Receptor subtypes involved in tachykinin-mediated edema formation☆

Abstract

Intradermal (ID) injection of the natural tachykinins substance P (SP), neurokinin A (NKA), and neurokinin B (NKB) (0.3–30 nmol) resulted in a marked and dose-related rat paw edema, with mean ED 50 values of 2.68 nmol, 1.17 nmol, and 0.80 nmol, respectively. The ID injection of the selective NK 1, SP methyl-ester (1–30 nmol), NK 2, [β-Ala 8]-neurokinin A 4–10 (β-Ala, 0.3–30 nmol), or NK 3, senktide (1–10 nmol) agonists, caused extensive edema formation with mean ED 50s of 0.48 nmol, 0.41 nmol, and 0.18 nmol, respectively.
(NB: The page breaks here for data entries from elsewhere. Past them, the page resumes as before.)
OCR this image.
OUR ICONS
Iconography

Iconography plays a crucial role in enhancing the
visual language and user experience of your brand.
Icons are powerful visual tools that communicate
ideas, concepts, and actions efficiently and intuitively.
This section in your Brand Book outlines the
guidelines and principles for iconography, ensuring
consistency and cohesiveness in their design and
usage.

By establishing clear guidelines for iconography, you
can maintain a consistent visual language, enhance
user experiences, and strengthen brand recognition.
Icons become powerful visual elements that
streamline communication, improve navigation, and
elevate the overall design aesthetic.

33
The ID injection of the selective NK 1 antagonist FK888 (0.1–3 nmol) produced marked inhibition (94%, 52%, and 66%, respectively) of rat paw edema induced by SP, NKA, or SP methyl-ester. The ID co-injection of the NK 2 receptor antagonist SR 48968 elicited a graded inhibition (52%, 67%, and 35%, respectively) of rat paw edema induced by NKA, β-Ala and, to a lesser extent, the edema caused by SP. Finally, the ID co-injection of the NK 3 receptor antagonist SR 142801 significantly inhibited (53%, 76%, 53%, and 100%, respectively) the edema formation caused by NKB and NKA or by SP and senktide. Together, the data of the present study suggest that tachykinin-mediated rat paw edema depends on the activation of NK 1, NK 2 and NK 3 receptor subtypes, with apparent major involvement of NK 1 receptors subtypes.